Viewpoint X

The Church teaches that from the descendants of Eve, God chose the Virgin Mary to be the mother of his Son . . . Mary is truly the “Mother of God” since she was the mother of the eternal Son of God made man, who is God himself. (Catechism, 508–509: p. 128)

Mary, the queen of all saints, is not worshiped in the church. It is made clear that she was descended from the first humans as we all are. She had a natural mother and father, known to us as Saints Joachim and Ann. Very little is known about them since they are not mentioned in the gospels. A detailed account of the birth of Mary exists in the Protoevangelium of James, the brother of John, and it is also not included in the canon of the New Testament. It appears that “hearsay” could not be sworn to.

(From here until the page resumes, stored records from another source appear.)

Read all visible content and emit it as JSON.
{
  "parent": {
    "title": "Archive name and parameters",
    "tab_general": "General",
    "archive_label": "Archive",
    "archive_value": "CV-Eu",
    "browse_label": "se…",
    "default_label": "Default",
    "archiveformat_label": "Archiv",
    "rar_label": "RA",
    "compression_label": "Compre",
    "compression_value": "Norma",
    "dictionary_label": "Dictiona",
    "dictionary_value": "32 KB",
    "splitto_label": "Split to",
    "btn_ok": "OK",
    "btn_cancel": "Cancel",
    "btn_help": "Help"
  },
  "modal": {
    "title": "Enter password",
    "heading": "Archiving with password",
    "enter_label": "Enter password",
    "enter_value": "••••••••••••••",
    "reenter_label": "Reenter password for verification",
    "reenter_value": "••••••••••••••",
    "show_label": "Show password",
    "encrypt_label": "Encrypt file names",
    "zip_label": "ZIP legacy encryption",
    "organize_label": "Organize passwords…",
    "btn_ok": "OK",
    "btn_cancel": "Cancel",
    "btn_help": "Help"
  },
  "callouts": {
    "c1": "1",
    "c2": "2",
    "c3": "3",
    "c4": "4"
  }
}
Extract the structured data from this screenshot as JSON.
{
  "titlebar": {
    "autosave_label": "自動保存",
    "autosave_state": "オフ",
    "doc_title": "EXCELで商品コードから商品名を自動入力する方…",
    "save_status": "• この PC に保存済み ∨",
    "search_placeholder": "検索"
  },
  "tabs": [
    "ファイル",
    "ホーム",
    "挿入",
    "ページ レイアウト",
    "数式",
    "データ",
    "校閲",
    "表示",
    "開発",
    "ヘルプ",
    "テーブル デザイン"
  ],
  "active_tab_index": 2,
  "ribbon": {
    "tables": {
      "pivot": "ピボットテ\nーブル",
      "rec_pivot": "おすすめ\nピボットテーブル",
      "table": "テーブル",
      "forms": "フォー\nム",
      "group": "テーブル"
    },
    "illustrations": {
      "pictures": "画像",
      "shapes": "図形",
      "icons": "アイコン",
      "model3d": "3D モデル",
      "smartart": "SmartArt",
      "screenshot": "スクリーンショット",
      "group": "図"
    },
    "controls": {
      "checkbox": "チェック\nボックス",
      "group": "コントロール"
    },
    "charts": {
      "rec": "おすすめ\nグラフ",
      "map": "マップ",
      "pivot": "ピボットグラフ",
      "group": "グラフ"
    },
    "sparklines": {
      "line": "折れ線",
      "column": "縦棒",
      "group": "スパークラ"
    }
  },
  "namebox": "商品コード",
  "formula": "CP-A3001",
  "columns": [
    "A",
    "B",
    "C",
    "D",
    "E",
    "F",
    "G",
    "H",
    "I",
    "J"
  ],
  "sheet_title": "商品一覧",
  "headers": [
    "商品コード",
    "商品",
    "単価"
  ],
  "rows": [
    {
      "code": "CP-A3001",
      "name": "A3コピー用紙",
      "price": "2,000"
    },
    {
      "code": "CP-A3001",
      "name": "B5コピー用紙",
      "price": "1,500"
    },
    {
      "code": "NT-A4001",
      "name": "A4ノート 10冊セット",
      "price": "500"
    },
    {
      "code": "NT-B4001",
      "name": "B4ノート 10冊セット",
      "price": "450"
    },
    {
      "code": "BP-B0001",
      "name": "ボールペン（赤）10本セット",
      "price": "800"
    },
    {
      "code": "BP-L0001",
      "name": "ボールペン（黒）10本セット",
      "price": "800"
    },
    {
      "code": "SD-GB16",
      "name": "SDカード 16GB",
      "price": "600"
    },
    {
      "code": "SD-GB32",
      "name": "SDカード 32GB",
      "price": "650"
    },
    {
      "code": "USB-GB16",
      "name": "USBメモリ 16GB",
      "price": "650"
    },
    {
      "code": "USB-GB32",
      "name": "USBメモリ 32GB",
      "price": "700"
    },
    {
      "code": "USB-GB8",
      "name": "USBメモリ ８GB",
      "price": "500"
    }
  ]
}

The mystery of the Incarnation, that is, God becoming man in Jesus of Nazareth, as expressed by Matthew and Luke, is most surely centered on Mary as the “mediatrix”. She is the means or the channel God chose for himself to enter the world of his own creation. That thought alone leads directly to contemplation of the Trinity.

If we can project into the future, and establish a criterion for projected events, the thought must arise in us as to where the power to do so comes from? What standard of judgment do we base this understanding on?

Some say that this capability is solely determined by our past experiences, but where does that leave our free imagination to create new criteria; an ideal future plan perhaps? Although human competence is limited, one might say that for God, if one believes in God, anything and everything is possible.

Since the will of God is unlimited, a vast majority of human beings believe he can actualize the condition of a future individual as well as of the future of the universe. He can be of this world and still not in this world at the same time. Time and space, also created by him, are his alone to manipulate by his will; all this done in the Spirit – which he both is and is not. He is who is, as Scripture tells us.

On this basis, the consideration of Mary having been conceived without sin stands entirely on the understanding of faith. In this case seeing is not believing, but believing is seeing! Are we so living in the present, so pragmatic, as William James would say, that we cannot nor will not imagine this pre-orienting of Mary’s future?

Theologically, it makes the most sense that God, in Jesus, does not have two worldly parents, but does have a mother destined from all eternity to be the means by which and in whom Truth entered the world as a person.

The Spirit of God, who is Love, placed himself in the womb of the very special person of Mary, actualizing the Incarnation of Christ, so we can say Mary is the Mother of God.

The joy and peace of the Nativity is a pure gift of God (Emanuel) to the human race through Mary Immaculate. In Jesus we have defeated death, and are brought to new life. Hans von Balthasar said:

Christians, therefore live not only toward death, but always away from death.

Viewpoint agrees with Meister Eckhart when he said:

“Just as it would be presumptuous and reckless not to believe unless you have understood, so too it would be slothful and lazy not to investigate by natural arguments and examples what you believe by faith.”